We will perform a permutation hypothesis test. To do this, we will tkae 1,000 permutation samples. Each sample will include the following procedure. 
<br>
<br>
Take the original data and permute (shuffle) the entries in the 'call' column. Then, assign the first half to be "white-sounding" and the second to be "black-sounding." We will then split the data into permuted samples: perm_w and perm_b. Plot each difference of means of those two values 1,000 times in a histogram.

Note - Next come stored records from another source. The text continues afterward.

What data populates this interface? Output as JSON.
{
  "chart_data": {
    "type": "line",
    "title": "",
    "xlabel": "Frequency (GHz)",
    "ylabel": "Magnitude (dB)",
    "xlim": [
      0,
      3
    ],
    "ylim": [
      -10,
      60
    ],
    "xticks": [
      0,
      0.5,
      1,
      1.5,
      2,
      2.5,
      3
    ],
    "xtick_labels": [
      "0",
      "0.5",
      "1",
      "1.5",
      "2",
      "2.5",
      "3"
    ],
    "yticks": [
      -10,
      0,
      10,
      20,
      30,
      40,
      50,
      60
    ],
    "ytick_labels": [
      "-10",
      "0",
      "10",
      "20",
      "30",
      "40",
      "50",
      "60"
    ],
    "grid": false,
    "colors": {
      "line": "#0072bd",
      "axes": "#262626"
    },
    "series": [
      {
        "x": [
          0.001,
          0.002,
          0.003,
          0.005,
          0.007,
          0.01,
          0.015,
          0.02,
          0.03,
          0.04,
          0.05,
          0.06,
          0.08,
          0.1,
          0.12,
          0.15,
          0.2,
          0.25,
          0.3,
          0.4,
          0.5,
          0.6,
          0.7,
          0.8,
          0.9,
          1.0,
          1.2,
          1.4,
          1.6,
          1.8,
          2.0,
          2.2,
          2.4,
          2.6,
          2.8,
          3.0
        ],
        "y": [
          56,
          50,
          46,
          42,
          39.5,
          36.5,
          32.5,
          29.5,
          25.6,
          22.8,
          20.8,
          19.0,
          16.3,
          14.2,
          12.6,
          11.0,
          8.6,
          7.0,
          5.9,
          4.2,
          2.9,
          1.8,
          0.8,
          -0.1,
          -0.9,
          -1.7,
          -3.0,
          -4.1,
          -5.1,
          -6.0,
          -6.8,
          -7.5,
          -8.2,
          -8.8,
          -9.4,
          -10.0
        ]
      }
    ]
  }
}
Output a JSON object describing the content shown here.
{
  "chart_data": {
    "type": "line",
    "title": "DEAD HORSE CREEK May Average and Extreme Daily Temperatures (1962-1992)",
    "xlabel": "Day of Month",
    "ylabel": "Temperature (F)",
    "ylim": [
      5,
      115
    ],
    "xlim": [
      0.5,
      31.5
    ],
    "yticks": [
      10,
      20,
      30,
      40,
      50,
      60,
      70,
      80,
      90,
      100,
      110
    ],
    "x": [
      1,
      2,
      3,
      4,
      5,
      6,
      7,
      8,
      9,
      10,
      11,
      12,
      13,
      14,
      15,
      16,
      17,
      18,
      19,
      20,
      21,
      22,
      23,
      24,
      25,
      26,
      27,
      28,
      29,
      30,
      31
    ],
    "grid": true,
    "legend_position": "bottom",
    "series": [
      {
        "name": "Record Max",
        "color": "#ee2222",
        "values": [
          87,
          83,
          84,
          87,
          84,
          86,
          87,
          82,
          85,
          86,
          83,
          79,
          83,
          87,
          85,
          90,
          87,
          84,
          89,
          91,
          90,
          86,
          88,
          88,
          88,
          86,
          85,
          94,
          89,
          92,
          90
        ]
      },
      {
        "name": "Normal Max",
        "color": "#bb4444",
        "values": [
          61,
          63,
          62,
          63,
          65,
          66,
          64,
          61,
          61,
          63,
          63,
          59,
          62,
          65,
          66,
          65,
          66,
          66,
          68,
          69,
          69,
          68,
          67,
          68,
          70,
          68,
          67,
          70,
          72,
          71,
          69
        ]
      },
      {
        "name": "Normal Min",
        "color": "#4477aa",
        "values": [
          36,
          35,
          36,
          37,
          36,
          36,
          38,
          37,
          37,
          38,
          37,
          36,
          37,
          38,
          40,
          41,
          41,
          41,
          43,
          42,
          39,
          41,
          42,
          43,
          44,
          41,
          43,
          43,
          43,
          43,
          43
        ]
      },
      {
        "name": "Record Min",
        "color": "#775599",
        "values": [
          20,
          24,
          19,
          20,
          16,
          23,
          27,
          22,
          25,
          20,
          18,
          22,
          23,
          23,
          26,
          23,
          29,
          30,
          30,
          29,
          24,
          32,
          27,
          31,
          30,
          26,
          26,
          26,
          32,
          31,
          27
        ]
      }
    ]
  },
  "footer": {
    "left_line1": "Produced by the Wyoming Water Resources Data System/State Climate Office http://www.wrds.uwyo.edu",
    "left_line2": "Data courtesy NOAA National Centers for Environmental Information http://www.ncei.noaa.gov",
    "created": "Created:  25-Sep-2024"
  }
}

Finally, we will see how extreme our observed sample data value is in relation to this distribution of permutation tests.

In [None]:
#Write a script that calculates permuted data mean differences

#Initialize empty array of replicates
perm_reps = np.empty(1000)

#Establish random seed for reproducability
np.random.seed(42)

#Draw replicates
for i in range(1000):
    #Permute call_data
    if i <= 1:
        permuted_data = np.random.permutation(call_data)
        perm_reps[i] = np.mean(permuted_data[:len(w)]) - np.mean(permuted_data[len(w):])
    #Take permutations of most recentle permuted data
    else:
        permuted_data = np.random.permutation(permuted_data)
        perm_rep[i] = np.mean(permuted_data[:len(w)]) - np.mean(permuted_data[len(w):])

In [None]:
#Plot histogram of array
plt.hist(perm_reps, bins=50, density=True)

In [None]:
#Calculate observed sample mean difference
obs_samp_dif = w_rate - b_rate
print(obs_samp_dif)

In [None]:
#Calculate how many standard deviations our observed value is from the mean
perm_std = np.std(perm_reps)
stds = obs_samp_dif/perm_std

print(stds, ' standard deviations from the mean')

In [None]:
#Calculate p-value of obs_samp_dif
p = (obs_samp_dif - np.mean(perm_reps))/len(perm_reps)
print('p-value = ', p)

In conclusion, our observed difference of the mean rates of returned applications between white-sounding and black-sounding resumes was 0.03203. As we drew permutation samples and plotted the histogram of mean differences, we see that this observed value is far from the mean; in fact, this is over 4 standard deviations below what we would expect. This gives us a p-value of 3.207e-05, which is extremely low, guiding us to assess that our observed data does not actually follow a non-biased rate or return of resumes, as we assumed in our original hypothesis.